Bundesjustizministerin Katarina Barley (SPD) macht Nägel mit Köpfen: Nachdem sie vor Monaten angekündigt hatte, das Bestellerprinzip auch bei Kaufimmobilien einführen zu wollen, hat sie nun einen entsprechenden Referentenentwurf vorgelegt. Demnach soll – wie dies seit 2015 bereits bei Mietwohnungen der Fall ist – der Makler von demjenigen bezahlt werden, der ihm den Auftrag erteilt hat. Weil das in aller Regel der Verkäufer ist, würden Käufer von der Provision entlastet, die derzeit je nach Bundesland bis zu 7,14 Prozent des Kaufpreises beträgt.

Der Vorschlag stößt keineswegs überall auf Begeisterung. Nicht nur die Maklerverbände laufen Sturm gegen die Einführung des Bestellerprinzips, sondern auch der Koalitionspartner der SPD äußert sich skeptisch. Es gebe, heißt es bei der Union, andere Instrumente, die deutlich geeigneter seien, um eine Kostenentlastung beim Erwerb von Wohneigentum zu erzielen – beispielsweise die Senkung der Grunderwerbsteuer oder ein Freibetrag bei der Grunderwerbsteuer.

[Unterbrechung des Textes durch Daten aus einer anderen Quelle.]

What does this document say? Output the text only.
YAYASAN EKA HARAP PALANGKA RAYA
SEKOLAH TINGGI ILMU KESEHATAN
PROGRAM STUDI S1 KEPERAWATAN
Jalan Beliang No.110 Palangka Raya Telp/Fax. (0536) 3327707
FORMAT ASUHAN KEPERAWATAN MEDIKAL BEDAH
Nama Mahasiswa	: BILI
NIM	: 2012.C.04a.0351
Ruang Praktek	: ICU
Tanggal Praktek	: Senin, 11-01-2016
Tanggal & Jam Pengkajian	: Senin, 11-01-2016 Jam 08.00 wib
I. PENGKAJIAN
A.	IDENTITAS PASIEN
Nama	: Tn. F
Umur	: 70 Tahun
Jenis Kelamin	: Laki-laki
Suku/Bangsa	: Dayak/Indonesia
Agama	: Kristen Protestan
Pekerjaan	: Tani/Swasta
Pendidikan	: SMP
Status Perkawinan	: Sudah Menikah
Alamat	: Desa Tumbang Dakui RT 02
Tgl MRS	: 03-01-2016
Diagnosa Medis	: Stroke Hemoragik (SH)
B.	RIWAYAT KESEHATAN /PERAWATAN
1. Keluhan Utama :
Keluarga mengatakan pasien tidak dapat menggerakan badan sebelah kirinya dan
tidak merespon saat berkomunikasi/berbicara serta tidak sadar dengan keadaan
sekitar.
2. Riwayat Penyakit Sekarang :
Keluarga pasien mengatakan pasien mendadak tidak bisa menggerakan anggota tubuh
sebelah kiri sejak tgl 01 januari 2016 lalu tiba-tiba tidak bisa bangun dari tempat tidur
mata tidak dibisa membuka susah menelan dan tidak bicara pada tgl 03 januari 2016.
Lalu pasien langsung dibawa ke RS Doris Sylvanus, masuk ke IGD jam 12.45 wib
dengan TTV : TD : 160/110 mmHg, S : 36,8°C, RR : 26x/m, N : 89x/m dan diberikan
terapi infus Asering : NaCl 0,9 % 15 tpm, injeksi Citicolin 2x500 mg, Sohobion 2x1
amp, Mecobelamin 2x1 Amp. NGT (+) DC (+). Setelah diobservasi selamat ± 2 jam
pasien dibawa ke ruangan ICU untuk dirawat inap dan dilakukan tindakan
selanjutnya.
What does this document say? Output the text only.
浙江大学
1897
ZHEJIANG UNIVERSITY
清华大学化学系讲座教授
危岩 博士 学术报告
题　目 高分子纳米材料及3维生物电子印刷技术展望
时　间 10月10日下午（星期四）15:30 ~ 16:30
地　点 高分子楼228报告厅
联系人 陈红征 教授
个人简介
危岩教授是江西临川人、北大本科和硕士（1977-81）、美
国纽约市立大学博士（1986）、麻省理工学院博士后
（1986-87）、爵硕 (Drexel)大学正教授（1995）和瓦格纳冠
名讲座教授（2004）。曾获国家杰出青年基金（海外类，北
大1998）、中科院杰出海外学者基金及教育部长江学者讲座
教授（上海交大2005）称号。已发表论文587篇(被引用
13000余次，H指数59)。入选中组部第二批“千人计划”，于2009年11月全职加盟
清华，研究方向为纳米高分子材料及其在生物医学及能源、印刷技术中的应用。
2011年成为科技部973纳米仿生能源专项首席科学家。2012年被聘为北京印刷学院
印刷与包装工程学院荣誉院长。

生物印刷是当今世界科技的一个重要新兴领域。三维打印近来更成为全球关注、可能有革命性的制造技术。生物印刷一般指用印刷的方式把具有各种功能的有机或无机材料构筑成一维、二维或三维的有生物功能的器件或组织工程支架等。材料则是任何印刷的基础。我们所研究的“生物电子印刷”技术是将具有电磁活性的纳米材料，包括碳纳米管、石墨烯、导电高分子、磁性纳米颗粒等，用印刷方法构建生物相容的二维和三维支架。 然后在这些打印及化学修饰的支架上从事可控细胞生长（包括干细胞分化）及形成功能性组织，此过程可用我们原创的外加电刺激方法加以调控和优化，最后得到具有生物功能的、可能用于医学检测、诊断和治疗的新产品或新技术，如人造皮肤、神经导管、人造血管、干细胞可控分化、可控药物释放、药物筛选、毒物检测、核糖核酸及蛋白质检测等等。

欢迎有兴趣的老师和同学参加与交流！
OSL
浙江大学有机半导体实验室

Doch die Alternative „Bestellerprinzip versus Grunderwerbsteuerentlastung“ ist falsch. Vielmehr braucht es beide Maßnahmen, um die im internationalen Vergleich sehr hohen Kaufnebenkosten in Deutschland zu reduzieren und es so endlich mehr Haushalten zu ermöglichen, eine eigene Immobilie zu erwerben. Besonders wichtig ist die Senkung der Nebenkosten, weil die Wohnimmobilienpreise ungebremst weiter steigen: Laut dem „Frühjahrsgutachten Immobilienwirtschaft 2019“ des Rates der Immobilienweisen haben sich die Preise von Eigentumswohnungen im vergangenen Jahr im bundesweiten Durchschnitt erneut um 8,2 Prozent verteuert.

Parallel dazu sind die Kaufnebenkosten weiter nach oben geklettert. Die Maklerprovision wirkt sich dabei besonders gravierend aus. In Berlin beispielsweise müssen Käufer einer 400.000 Euro teuren Wohnung in der Regel nicht weniger als 28.560 Euro an den Makler überweisen. Weil die Nebenkosten von den Banken nicht finanziert werden, erweist sich die Maklercourtage für immer mehr kaufwillige Haushalte als unüberwindbare Hürde.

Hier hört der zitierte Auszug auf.